What makes the difference? The slant of the light coming through the leaves, I guess. I keep wondering. When you lay your hand on someone's sternum, and wait for the in-breath to lift it, what exactly are you waiting for?
At twilight I walk through the bare spaces of the darkened house. Kiki prances towards me, sideways, in a mock invitation to combat. I twitch and say "cha!" and she flashes past me and up the stairs. Later I'll find her curled into an oblate spheroid on the sewing chair, her nose tucked into her abdomen, her ribs rising and falling.
I think of Jonquil, who brought her to us, with sudden dread at the hazards of the wide world, thinking how the twine frays and the connections are lost. The house darkens. I think of holding her head, of holding yours, of the pulse in my wrist meeting the pulse behind your ear, of my fingers laid over your forehead, of all the threads meeting, binding, separating. Ahab wanted to strike through the mask, poor man. Not knowing the mask was exactly what he was searching for, exactly what he needed: a face threaded over his face, a light threaded over his light.
You speak, and the mask begins to speak, and the listening takes fire. Somewhere. I'm helpless to say where, or how. But that's how it works.
2 comments:
"what exactly are you waiting for?"
There is no word for it, but there it is.
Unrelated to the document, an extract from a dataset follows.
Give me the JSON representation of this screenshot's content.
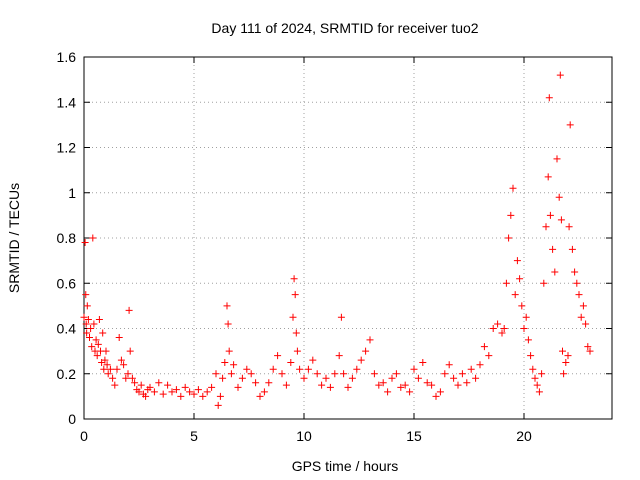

I really love this, Dale. There is a simplicity to the poetic quality of the words that drifts off the whiteness of the screen almost like breath and yet is very complex too. The threads that connect, bind, separate. Where you switch to Ahab caught me. How it turns that way, I'm not sure. The "slant of light," that's it. But then, oh I was searching for something, and this resonated, then more deeply, so, hope it's ok.